Patients with bipolar I were far more likely to experience hypomania than those with bipolar II, though the likelihood of mixed states within each diagnosis remained about the same. Women were significantly more likely to experience mixed states than men (72 percent vs 42 percent). Women in the study with no hypomania had a 41 percent probability of experiencing depression. This increased to 66 percent with mild hypomania and 81 percent with moderate hypomania, then dipped back to 67 percent with severe hypomania.
Although there was no association between hypomanic and depressive symptoms in men, the authors of the study concluded that "men are far more likely to be irritable and agitated when hypomanic."
Dr Suppes and her colleagues observe that one reason bipolar II patients are misdiagnosed with depression is "the expectation that hypomania is predominantly euphoric." Patients tend not to report mixed episodes and psychiatrists often fail to ask the right questions. The result, they say, may lead to inappropriate treatments, such as antidepressant monotherapy which may induce increased cycling.
Read on …
Dysphoric Hypomania
The unofficial title of Dr Mood Spectrum belongs to Hagop Akiskal MD of the University of California, San Diego. Entering "mixed" to his name on PubMed turns up 47 published articles. His latest one, in the October Bipolar Disorders, reinforces Dr Suppes’ study and adds new insights.
From a sample of 320 bipolar II patients, Dr Akiskal and frequent collaborator, Franco Benazzi MD of the Hecker Outpatient Center (Ravenna) focused on 45 who presented with both hypomania and major depression. This meant that euphoric mood was absent. Instead, hypomania was based on the often overlooked DSM criteria for irritable mood plus four hypomanic symptoms.
The authors define this hypomania-major depression double-whammy as "dysphoric hypomania," which roughly corresponds to Dr Suppes "mixed hypomania," but sets a higher threshold involving more severely ill patients.
Comparing these patients to the "pure" bipolar II patients in the study found that those with dysphoric hypomania experienced more agitated depressions by a wide margin (86.6 percent vs 5.8 percent) and evidenced more atypical features (such as mood reactivity). Hypomanic symptoms included racing thoughts, distractibility, being more talkative, excessive risky activities, and increased goal-directed activity. Women were more likely to experience dysphoric hypomania than men.Clearly, these individuals require urgent attention. Unfortunately, say the authors of the study, this "dark facet" of hypomania "is likely to be relegated to the domain of erratic personality disorders."
Based on their previous work and the work of others, the authors propose a continuum of mixed states that includes:
DSM-IV mixed state (dysphoric mania).
Mixed mania (mania with a few depressive symptoms).

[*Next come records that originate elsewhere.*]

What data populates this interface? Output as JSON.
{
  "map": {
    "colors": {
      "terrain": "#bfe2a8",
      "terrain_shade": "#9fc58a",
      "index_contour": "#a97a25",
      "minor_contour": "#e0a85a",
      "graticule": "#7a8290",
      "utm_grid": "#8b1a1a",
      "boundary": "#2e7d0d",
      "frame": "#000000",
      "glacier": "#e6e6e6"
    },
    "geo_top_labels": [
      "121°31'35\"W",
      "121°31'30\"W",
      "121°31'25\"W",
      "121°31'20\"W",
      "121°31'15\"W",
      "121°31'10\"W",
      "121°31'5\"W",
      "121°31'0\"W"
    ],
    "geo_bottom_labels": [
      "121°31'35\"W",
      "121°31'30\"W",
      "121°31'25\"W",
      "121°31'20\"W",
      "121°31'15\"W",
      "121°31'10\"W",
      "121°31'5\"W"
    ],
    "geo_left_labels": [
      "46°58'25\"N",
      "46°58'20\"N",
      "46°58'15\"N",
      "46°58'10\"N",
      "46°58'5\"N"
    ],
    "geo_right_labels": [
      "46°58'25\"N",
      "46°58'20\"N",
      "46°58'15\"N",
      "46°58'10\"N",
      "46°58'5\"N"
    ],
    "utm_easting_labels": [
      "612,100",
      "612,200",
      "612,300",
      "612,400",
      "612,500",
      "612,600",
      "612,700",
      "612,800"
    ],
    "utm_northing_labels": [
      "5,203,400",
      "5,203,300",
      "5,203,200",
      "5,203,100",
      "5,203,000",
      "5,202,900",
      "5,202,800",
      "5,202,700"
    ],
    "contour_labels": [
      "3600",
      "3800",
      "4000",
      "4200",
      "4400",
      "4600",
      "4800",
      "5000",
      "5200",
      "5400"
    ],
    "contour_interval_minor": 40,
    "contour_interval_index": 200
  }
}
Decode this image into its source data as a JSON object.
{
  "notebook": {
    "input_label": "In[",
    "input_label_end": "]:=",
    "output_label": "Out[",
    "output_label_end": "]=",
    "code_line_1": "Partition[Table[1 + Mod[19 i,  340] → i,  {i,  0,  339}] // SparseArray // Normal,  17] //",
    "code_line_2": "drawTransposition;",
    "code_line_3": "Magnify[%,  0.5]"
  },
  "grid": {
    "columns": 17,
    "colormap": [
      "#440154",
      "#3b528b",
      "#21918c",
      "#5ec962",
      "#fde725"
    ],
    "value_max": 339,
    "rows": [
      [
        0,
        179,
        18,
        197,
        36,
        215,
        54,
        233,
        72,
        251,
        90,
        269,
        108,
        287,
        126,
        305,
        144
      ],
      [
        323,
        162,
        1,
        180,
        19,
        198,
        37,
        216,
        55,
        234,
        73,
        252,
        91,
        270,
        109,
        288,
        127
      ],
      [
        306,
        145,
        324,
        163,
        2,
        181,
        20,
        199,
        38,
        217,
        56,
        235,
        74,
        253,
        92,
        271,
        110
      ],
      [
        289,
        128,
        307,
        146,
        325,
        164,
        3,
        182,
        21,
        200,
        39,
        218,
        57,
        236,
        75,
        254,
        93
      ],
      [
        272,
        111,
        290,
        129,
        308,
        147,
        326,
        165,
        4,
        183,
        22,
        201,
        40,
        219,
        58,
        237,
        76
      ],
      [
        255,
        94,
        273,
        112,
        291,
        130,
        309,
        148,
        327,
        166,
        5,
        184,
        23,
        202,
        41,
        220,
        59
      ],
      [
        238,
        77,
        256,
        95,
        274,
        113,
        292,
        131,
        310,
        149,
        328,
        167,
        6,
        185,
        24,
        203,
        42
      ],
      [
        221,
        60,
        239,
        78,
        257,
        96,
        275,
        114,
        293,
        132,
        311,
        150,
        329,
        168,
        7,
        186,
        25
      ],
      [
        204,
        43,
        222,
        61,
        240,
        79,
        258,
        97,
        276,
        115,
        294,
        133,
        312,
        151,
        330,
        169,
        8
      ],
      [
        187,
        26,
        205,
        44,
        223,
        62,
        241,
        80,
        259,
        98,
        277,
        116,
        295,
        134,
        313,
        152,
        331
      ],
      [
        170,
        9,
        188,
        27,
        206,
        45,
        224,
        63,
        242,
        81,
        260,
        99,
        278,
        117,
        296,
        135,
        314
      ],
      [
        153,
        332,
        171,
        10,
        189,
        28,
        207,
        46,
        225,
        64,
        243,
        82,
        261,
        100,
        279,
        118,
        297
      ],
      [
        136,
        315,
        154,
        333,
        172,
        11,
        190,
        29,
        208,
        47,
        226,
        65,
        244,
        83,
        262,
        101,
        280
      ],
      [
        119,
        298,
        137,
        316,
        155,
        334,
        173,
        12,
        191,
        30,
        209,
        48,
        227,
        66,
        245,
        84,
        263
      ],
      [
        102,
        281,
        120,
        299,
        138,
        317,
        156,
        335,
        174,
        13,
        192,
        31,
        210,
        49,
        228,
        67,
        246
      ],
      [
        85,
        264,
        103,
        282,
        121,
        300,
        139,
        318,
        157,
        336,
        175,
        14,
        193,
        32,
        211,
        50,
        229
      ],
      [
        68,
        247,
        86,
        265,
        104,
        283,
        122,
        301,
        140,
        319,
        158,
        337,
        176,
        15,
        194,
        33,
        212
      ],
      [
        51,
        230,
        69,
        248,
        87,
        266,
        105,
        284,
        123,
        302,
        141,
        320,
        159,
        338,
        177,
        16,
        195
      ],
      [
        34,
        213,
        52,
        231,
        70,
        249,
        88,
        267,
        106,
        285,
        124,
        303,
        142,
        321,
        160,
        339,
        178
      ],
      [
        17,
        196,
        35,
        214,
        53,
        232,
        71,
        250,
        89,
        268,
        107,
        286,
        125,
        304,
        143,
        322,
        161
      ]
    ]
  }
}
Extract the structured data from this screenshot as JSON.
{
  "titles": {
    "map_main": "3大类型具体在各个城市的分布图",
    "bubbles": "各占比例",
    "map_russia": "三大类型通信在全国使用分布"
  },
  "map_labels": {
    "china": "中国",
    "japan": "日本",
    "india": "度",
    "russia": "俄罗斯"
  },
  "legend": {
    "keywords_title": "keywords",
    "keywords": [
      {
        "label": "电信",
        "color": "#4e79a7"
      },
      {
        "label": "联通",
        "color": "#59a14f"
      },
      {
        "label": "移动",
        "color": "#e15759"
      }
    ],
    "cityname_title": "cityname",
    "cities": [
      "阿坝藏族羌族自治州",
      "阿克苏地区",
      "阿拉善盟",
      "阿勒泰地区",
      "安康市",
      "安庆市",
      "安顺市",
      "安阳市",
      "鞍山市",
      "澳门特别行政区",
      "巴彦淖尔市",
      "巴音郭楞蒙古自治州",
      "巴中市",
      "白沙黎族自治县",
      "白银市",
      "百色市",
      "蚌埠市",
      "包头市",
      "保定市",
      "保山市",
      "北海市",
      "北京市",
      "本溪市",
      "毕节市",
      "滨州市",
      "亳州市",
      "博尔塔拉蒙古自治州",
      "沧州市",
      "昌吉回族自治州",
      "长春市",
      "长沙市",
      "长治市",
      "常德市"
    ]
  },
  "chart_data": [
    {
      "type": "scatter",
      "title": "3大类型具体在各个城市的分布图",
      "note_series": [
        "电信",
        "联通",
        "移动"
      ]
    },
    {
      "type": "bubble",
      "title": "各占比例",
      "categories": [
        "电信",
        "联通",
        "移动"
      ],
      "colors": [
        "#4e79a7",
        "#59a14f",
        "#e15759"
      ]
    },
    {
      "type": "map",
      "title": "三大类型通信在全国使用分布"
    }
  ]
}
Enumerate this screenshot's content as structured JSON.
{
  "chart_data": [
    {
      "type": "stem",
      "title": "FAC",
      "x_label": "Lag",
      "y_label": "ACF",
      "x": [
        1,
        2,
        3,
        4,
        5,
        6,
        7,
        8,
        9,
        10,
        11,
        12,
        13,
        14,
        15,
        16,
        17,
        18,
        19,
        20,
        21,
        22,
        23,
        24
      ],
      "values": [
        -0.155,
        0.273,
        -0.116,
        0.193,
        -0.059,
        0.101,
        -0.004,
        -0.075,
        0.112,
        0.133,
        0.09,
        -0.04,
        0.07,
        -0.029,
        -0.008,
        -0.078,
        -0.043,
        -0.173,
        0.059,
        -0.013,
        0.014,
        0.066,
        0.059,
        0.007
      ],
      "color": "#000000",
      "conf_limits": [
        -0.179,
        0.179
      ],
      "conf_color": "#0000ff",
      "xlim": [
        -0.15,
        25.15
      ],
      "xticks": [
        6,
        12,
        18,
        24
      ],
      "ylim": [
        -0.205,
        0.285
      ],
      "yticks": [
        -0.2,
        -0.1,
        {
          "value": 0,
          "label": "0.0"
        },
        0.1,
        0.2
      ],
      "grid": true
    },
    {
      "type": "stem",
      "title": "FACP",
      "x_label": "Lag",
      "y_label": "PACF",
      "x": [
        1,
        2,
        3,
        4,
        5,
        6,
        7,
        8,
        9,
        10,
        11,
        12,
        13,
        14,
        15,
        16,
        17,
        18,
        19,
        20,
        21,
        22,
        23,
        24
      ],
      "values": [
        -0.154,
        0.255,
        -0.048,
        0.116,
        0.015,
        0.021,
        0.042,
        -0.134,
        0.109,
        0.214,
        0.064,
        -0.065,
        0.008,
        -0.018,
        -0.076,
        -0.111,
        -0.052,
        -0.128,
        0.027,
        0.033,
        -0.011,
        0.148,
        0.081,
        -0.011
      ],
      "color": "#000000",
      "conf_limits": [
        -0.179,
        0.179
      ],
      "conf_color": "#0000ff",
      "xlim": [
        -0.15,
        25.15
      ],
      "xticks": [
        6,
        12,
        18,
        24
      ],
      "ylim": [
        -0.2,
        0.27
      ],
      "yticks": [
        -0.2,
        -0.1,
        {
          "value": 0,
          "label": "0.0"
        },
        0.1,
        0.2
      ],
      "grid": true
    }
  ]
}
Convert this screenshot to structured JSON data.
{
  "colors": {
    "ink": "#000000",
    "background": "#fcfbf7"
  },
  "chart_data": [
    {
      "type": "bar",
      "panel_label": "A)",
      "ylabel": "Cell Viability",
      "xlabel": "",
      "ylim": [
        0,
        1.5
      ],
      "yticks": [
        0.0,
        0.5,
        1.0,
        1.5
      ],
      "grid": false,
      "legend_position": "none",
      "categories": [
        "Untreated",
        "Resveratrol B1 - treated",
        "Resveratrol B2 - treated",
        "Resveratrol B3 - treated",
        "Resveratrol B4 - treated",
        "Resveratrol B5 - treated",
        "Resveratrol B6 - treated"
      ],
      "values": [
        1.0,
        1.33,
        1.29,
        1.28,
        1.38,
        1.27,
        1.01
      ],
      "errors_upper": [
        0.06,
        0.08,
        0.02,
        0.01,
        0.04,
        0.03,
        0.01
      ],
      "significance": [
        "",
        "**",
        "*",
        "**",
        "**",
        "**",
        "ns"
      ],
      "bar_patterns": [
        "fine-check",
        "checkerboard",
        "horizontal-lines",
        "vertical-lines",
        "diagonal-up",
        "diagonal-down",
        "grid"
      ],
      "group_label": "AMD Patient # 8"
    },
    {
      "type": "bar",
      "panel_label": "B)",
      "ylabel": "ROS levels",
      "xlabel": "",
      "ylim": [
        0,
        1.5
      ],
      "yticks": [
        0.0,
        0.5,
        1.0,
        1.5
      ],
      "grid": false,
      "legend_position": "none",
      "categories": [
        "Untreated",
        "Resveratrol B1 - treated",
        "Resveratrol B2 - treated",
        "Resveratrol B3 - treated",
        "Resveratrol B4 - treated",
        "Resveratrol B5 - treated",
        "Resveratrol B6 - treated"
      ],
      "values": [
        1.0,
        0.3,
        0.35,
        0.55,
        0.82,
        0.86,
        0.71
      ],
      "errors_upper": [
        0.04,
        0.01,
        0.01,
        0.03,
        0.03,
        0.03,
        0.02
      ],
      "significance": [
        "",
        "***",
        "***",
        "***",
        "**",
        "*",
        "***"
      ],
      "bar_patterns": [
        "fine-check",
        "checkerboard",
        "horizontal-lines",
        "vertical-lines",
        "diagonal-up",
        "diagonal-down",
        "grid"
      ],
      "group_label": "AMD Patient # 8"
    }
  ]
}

Dysphoric hypomania (hypomanic episode plus full major depression).
Depressive mixed state (major depressive episode plus a few hypomanic behaviors. A landmark 2001 study by the same authors found at least two hypomanic symptoms in 73.1 percent of bipolar II depressions and 42.1 percent of unipolar major depressions. Three or more hypomanic symptoms were found in 46.3 percent of bipolar depressions and 7.8 percent of unipolar depressions.).
Agitated depression.
Think road rage, tall, venti, and grande, potentially dangerous in any brew. How safe are you?